Today, workers experience this discriminatory treatment regularly with ‘captive audience’ meetings, a common employer tactic, which forces employees to sit through one-sided, anti-union presentations.
Constitutional law provides the legal requirement of “Due Process” to be extended to its citizens in society. However, that right is not readily afforded to those at the workplace.
Those workers without a union are considered “At-Will” workers. At-Will employees can be fired for any reason or no reason. To kill a union organizing drive, many bosses do just that – fire workers. While this and many other union-busting schemes are illegal, the fines are so minimal they rival the cost of a twenty-year-old used car.
Many bosses consider this bullying an acceptable price of doing business.
The Protecting the Right to Organize Act (PRO Act) is the most significant opportunity to advance, enforce, and protect workers’ rights since the National Labor Relations Act (NLRA) was enacted in 1935.
Over the last 75 years, the NLRA has been whittled away by anti-worker amendments, making it more difficult for workers to form unions.
The PRO Act would restore the NLRA to its original intent — giving workers a collective voice to negotiate the terms and conditions of their employment, including living wages, meaningful benefits, a safe working environment, retirement security, and protection against all forms of discrimination.
The National Labor Relations Board would have the ability to hold employers accountable for retaliating against workers who support union organizing. Those who vote to join a union will be able to reach a first contract quickly. It also ends ‘right to work’ laws, which allow employers to divide their workforce.
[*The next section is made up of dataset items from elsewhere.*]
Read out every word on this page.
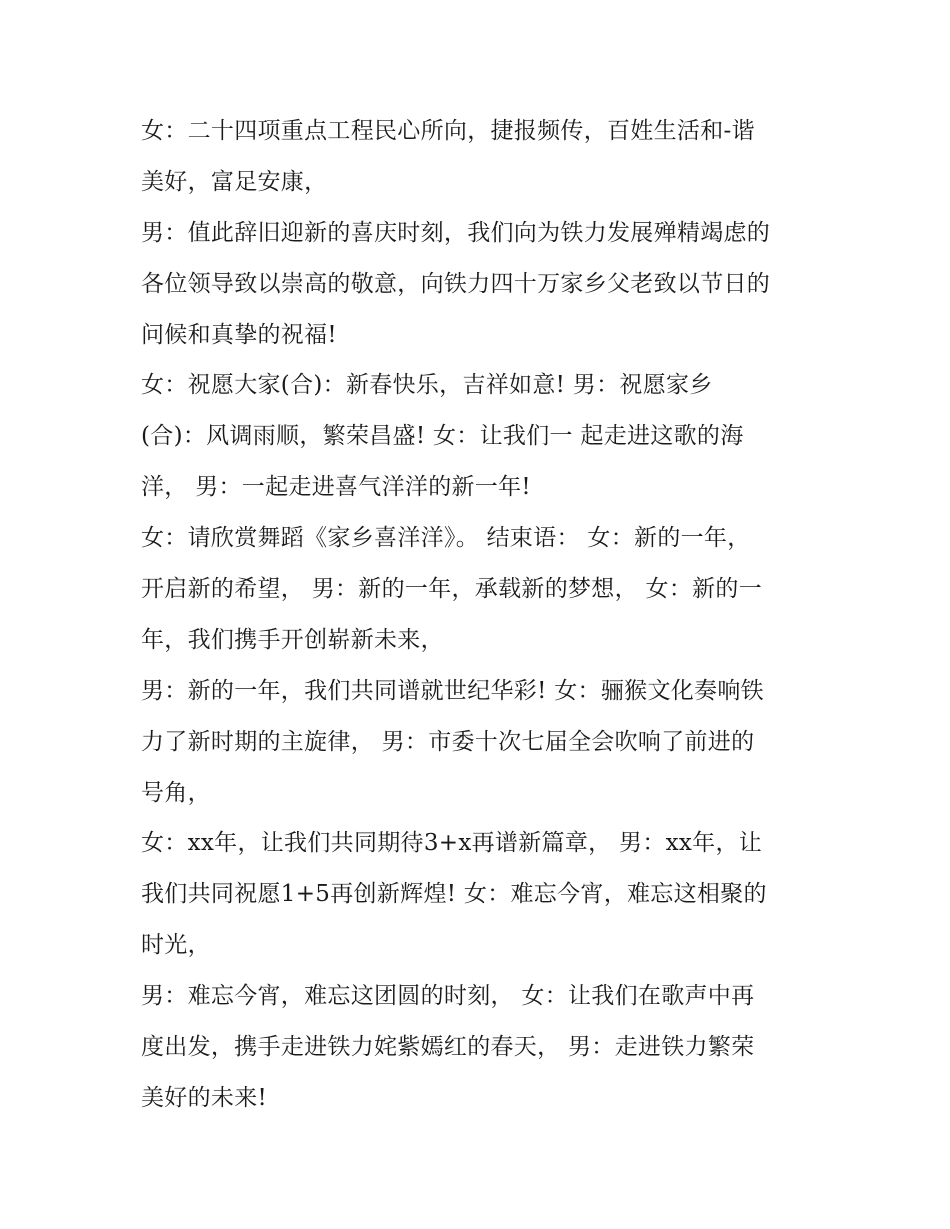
女：二十四项重点工程民心所向，捷报频传，百姓生活和-谐
美好，富足安康，
男：值此辞旧迎新的喜庆时刻，我们向为铁力发展殚精竭虑的
各位领导致以崇高的敬意，向铁力四十万家乡父老致以节日的
问候和真挚的祝福!
女：祝愿大家(合)：新春快乐，吉祥如意! 男：祝愿家乡
(合)：风调雨顺，繁荣昌盛! 女：让我们一 起走进这歌的海
洋， 男：一起走进喜气洋洋的新一年!
女：请欣赏舞蹈《家乡喜洋洋》。 结束语： 女：新的一年，
开启新的希望， 男：新的一年，承载新的梦想， 女：新的一
年，我们携手开创崭新未来，
男：新的一年，我们共同谱就世纪华彩! 女：骊猴文化奏响铁
力了新时期的主旋律， 男：市委十次七届全会吹响了前进的
号角，
女：xx年，让我们共同期待3+x再谱新篇章， 男：xx年，让
我们共同祝愿1+5再创新辉煌! 女：难忘今宵，难忘这相聚的
时光，
男：难忘今宵，难忘这团圆的时刻， 女：让我们在歌声中再
度出发，携手走进铁力姹紫嫣红的春天， 男：走进铁力繁荣
美好的未来!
Throughout the COVID-19 pandemic, unionized workers have had a voice in how their employers navigated the pandemic.
Being covered by a collective bargaining agreement increases the chances of having medical coverage, adequate personal protective equipment, and the ability to negotiate policies that would secure enhanced safety measures, additional premium pay, paid sick time, and a say in terms of layoffs or work-share arrangements to save jobs, to name a few.
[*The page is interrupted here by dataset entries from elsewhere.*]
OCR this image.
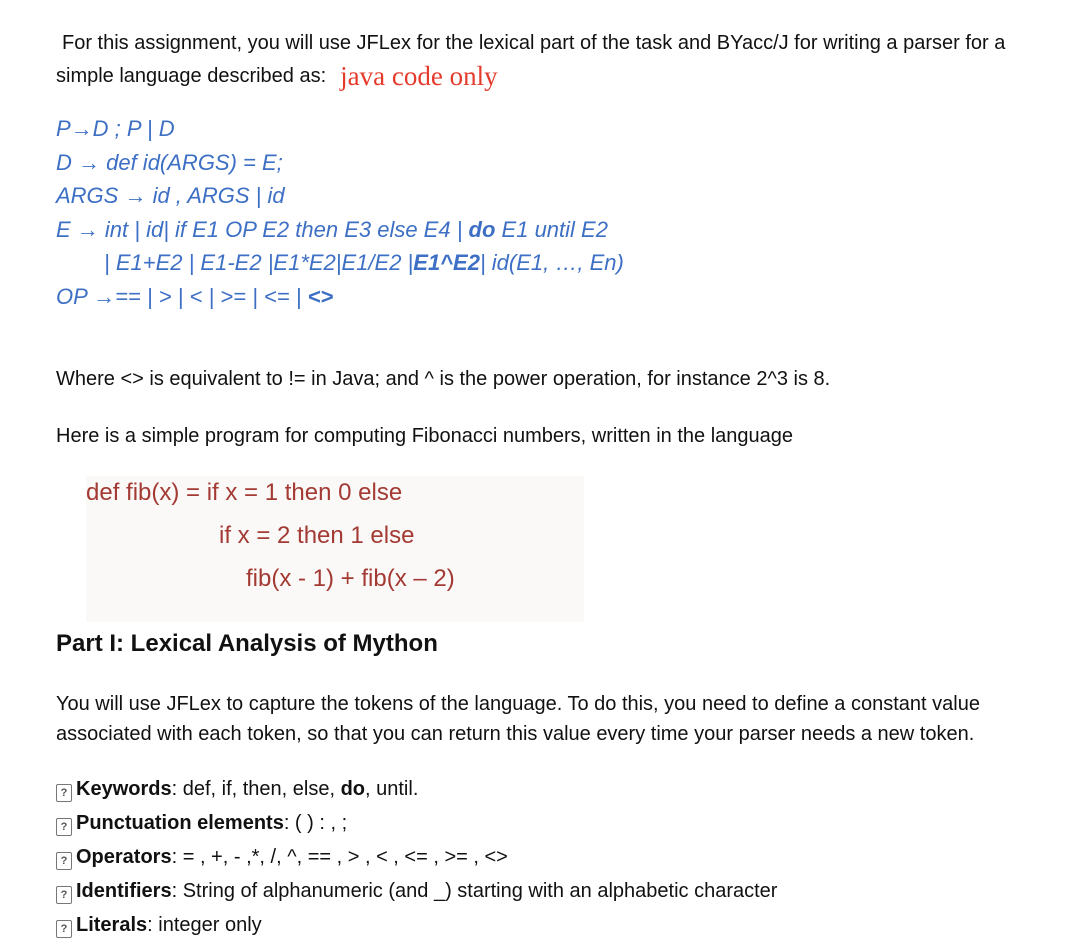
For this assignment, you will use JFLex for the lexical part of the task and BYacc/J for writing a parser for a
simple language described as: java code only
P→D ; P | D
D → def id(ARGS) = E;
ARGS → id , ARGS | id
E → int | id| if E1 OP E2 then E3 else E4 | do E1 until E2
| E1+E2 | E1-E2 |E1*E2|E1/E2 |E1^E2| id(E1, …, En)
OP →== | > | < | >= | <= | <>
Where <> is equivalent to != in Java; and ^ is the power operation, for instance 2^3 is 8.
Here is a simple program for computing Fibonacci numbers, written in the language
def fib(x) = if x = 1 then 0 else
if x = 2 then 1 else
fib(x - 1) + fib(x – 2)
Part I: Lexical Analysis of Mython
You will use JFLex to capture the tokens of the language. To do this, you need to define a constant value
associated with each token, so that you can return this value every time your parser needs a new token.
? Keywords: def, if, then, else, do, until.
? Punctuation elements: ( ) : , ;
? Operators: = , +, - ,*, /, ^, == , > , < , <= , >= , <>
? Identifiers: String of alphanumeric (and _) starting with an alphabetic character
? Literals: integer only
The coronavirus also added “essential workers” to the labor lexicon. Essential workers are often the lowest paid and the least protected. Women and black and brown workers have been hit hardest by the impact of economic and racial discrimination.
The Bureau of Labor Statistics proves union workers overall earn considerably more than their non-union counterparts. And the difference increases dramatically in each of the aforementioned demographic groups. More people than ever want the freedom to join a union, but eliminating barriers is essential.
Pennsylvania has a legacy of worker power and courage to fight for what’s right. After all, it was in Aliquippa, Pennsylvania, that the United States Supreme Court upheld the constitutionality of the National Labor Relations Act. The PRO Act is the next step in what has been a painfully slow process to ensure workplace justice is a reality for all.
We call on all of our U.S. Senators to protect the right to organize by voting union YES on the PRO Act.
Rick Bloomingdale and Frank Snyder are, respectively, the president and secretary-treasurer of the AFL-CIO of Pennsylvania. They write from Philadelphia.